A little over two years ago, I was given the opportunity to write about Big Data for ZDNet. I was, and am, quite proud of that achievement. I've worked since that time to educate myself about this burgeoning part of the database and analytics scene, and to share what I learned with readers here. I've also tried to accompany reported facts with some opinion and analysis.
Kids these days
When I got here, I knew a lot about Business Intelligence (BI), but not so much about Big Data itself. I suspected the two were separated only arbitrarily, and over the two year period, I've confirmed that suspicion. Meanwhile, Big Data was (and still is) mostly about Hadoop. And Hadoop had its own separate ecosystem of tools, vendors and practitioners.
It also had its own querying paradigm in MapReduce, a batch mode, procedural (i.e. non-declarative) approach to working with data that is natively programmed in Java. MapReduce can scale over huge numbers of server nodes in Hadoop clusters, handling huge volumes of data. But it has its overhead and again, it's a batch-mode, rather than interactive, technology.
I'll come clean now and tell you that I always thought this was primitive and absurd. In the BI world, practitioners have SQL (and sometimes MDX) skills with which they create declarative queries that return result sets interactively and, with proper tuning, very quickly. Java? Batch mode? Give me a break.
And what about role-based security and manageability? Data governance, like master data management, and lineage? Or even some front-end tools with a user-friendly interface instead of forcing folks to work at the command line? The BI world had confronted and largely addressed these requirements, and yet the Big Data world was (somewhat arrogantly) ignoring them.
We've come a long way, baby
Fast forward to today and these worlds are rapidly coming together. 2013 was the year of SQL-on-Hadoop solutions that accommodated mainstream database specialists' SQL skills and went around MapReduce. This year, Hadoop 2.0 and its YARN component put MapReduce in its place: as just one algorithm among many that Hadoop will accommodate.
Hue provides a nice browser-based user interface for Hadoop, Ambari provides manageability extensions; Sentry begins to provide role-based security; and the Stinger initiative and its progeny, Tez, take advantage of YARN to bake interactive SQL-on-Hadoop right into Apache Hive. And now Spark brings in-memory technology to Hadoop, too.
A ways to go
The Hadoop ecosystem's evolution has moved at impressively high velocity. We've closed a lot of gaps in the last two years. But we ain't done yet.

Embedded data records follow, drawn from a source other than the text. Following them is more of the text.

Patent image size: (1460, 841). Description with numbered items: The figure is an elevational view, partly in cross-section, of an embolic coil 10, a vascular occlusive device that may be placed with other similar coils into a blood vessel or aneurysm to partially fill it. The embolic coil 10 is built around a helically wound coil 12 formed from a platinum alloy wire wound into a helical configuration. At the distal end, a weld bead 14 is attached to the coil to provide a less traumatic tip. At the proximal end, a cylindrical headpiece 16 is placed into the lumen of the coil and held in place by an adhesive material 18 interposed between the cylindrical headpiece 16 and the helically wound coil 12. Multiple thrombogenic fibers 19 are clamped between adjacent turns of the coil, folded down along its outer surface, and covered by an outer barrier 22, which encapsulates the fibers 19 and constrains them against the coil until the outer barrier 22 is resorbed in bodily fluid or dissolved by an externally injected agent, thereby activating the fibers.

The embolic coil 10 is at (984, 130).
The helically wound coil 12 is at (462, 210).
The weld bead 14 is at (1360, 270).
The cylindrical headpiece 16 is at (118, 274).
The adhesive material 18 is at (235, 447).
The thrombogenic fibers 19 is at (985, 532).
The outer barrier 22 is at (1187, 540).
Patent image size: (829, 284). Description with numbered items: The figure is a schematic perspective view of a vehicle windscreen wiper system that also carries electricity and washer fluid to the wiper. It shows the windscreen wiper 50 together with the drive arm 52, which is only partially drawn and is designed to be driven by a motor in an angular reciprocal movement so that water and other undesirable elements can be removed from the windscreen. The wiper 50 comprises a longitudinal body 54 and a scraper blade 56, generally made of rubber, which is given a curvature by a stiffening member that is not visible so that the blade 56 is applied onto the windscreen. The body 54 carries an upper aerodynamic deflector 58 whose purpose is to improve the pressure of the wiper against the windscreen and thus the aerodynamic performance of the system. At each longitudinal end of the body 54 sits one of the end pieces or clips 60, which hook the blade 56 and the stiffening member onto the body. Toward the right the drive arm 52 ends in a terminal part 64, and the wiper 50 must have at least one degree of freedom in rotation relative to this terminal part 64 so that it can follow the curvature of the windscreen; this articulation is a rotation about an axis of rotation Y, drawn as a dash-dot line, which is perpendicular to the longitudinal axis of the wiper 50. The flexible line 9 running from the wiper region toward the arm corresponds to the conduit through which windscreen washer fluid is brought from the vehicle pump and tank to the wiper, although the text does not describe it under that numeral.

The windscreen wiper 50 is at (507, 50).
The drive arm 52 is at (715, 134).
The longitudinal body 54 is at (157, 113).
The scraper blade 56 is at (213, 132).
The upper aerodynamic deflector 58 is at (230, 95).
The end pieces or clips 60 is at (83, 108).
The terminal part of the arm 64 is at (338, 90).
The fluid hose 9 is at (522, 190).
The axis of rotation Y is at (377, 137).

As I said before, data scientists don't scale. Big Data needs the same kind of self-service revolution that BI has had. And the next area that's ripe for increasing maturity is predictive analytics/machine learning (once called "data mining," before that term became politically incorrect). The tools in this space are still pretty hard to use, even the few that provide visual interfaces.
It's great that we can build predictive models with relative ease. But the notion that a small population of folks who know the tools, and program in R, are necessary to do this is unsustainable. The tools need to be accessible to business users and, ironically, they need to be smarter than they are now. The notion that machine learning algorithms need to be selected and tuned manually is silly — it just makes data scientists into middle men, when they should instead be our concierges and advisers.

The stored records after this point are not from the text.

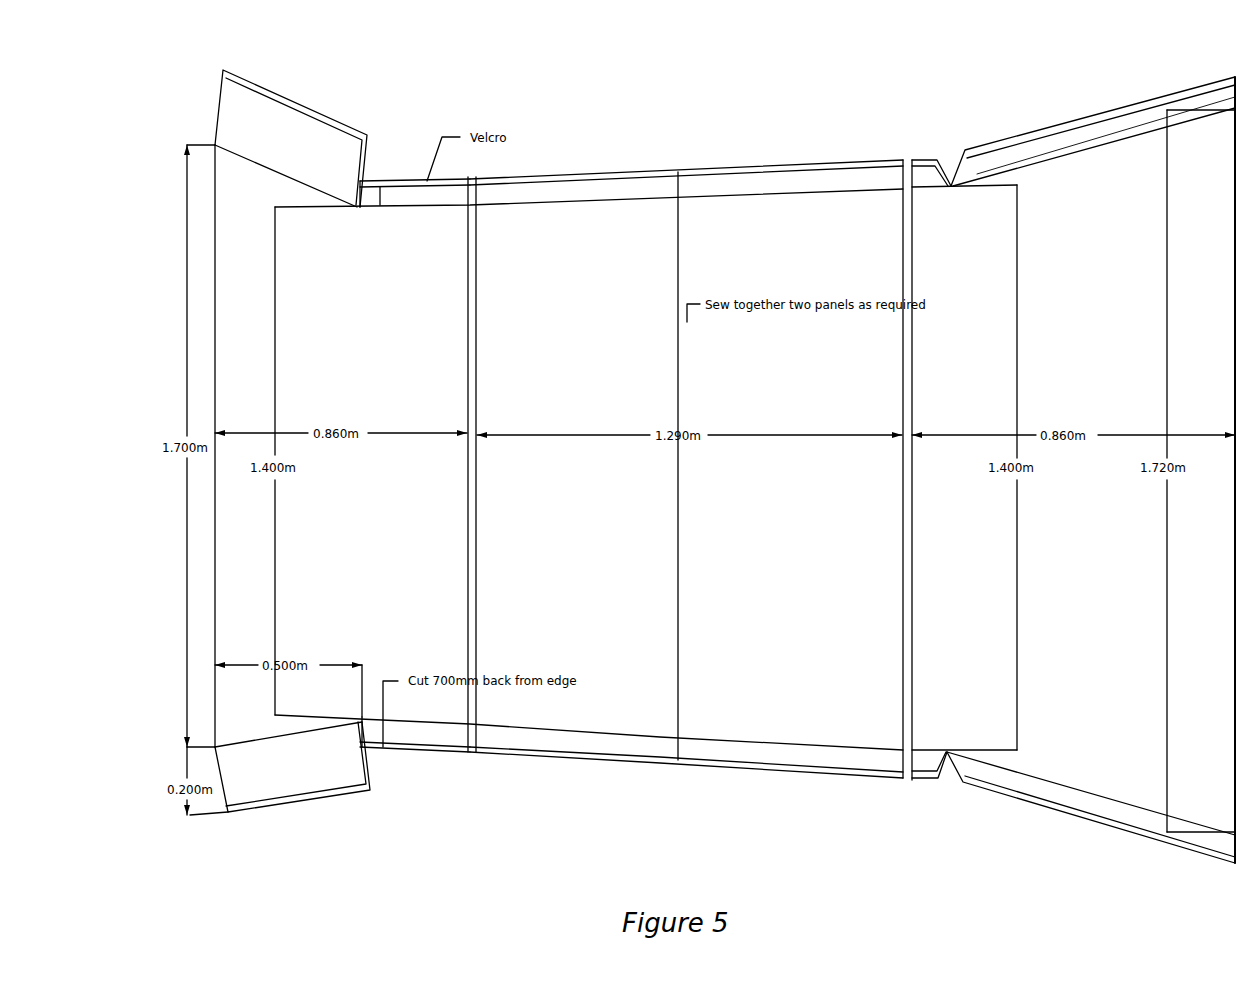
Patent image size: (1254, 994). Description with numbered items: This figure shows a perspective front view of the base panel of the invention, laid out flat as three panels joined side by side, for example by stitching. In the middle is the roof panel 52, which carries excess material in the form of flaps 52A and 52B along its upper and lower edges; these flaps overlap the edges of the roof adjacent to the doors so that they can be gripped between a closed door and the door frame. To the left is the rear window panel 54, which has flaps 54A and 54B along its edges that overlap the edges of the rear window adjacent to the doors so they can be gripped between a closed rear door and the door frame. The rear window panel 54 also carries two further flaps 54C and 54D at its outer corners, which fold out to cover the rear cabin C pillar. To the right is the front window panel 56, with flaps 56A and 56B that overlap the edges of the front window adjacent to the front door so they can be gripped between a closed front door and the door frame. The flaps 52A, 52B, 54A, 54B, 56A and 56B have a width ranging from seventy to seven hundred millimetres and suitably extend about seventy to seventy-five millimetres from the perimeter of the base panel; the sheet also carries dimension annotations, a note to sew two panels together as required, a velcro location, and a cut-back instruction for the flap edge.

The roof panel 52 is at (694, 470).
The flap 52A is at (738, 185).
The flap 52B is at (703, 748).
The rear window panel 54 is at (559, 448).
The flap 54A is at (418, 195).
The flap 54B is at (412, 735).
The flap 54C is at (290, 118).
The flap 54D is at (270, 783).
The front window panel 56 is at (1073, 470).
The flap 56A is at (1090, 128).
The flap 56B is at (1063, 795).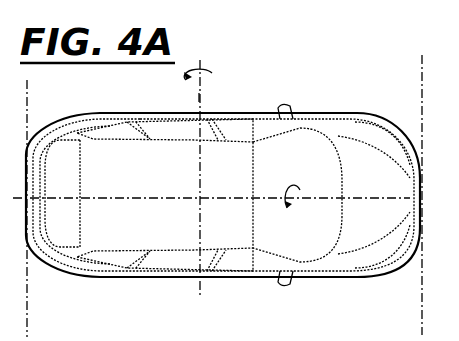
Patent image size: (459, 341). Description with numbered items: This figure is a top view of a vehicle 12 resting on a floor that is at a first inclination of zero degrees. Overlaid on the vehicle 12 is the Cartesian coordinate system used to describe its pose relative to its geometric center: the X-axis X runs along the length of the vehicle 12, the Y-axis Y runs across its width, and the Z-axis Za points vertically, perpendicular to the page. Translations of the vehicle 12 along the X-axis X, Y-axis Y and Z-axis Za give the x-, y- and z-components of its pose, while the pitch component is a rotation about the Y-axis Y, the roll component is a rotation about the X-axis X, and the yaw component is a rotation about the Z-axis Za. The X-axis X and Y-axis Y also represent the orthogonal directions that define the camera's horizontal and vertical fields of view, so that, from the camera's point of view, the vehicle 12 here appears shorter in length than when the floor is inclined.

The vehicle 12 is at (338, 112).
The X-axis X is at (365, 198).
The Y-axis Y is at (199, 99).
The Z-axis Za is at (198, 177).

Even here though, the ice is starting to break. I met three days ago with Stephen Purpura, the CEO of start-up Context Relevant, which offers machine learning technology that is intelligent and does shield users from having to pick algorithms. It analyzes data for its users, determines the best algorithm to use, and cleverly flattens its models' complexity back onto the number of input variables, allowing it to scale out and work incredibly fast. The company's demo has the engine learning Hero's formula for the area of a triangle. From scratch. In under 10 seconds.
As much as I chide the Hadoop world for having started out artificially siloed and aloof, it did the industry a great service: it took the mostly-ossified world of databases, data warehouses and BI and made it dynamic again.
Suddenly, the incumbent players had to respond, add value to their products, and innovate rapidly. It's hard to imagine that having happened without Hadoop. And so it is with my own change. I'll be joining Gigaom Research next week as Director of Research for Big Data and Analytics.
Without the vast changes that have taken place in the industry, I would not have had the opportunity to write about them, think through them or present analyses on them. I certainly wouldn't be in a position to join an analyst firm as a Director, or anything else.
My whole career has been built on data, going back to the dBase II development I did in 1985, through my work with client/server databases and BI. I built my career that way because all software relates to data. That part isn't new. The change that Big Data has brought about is how often we record data, how much of it we can keep, and how we use and analyze that data for our benefit.
I expect improvement on all fronts. I'm excited about the future.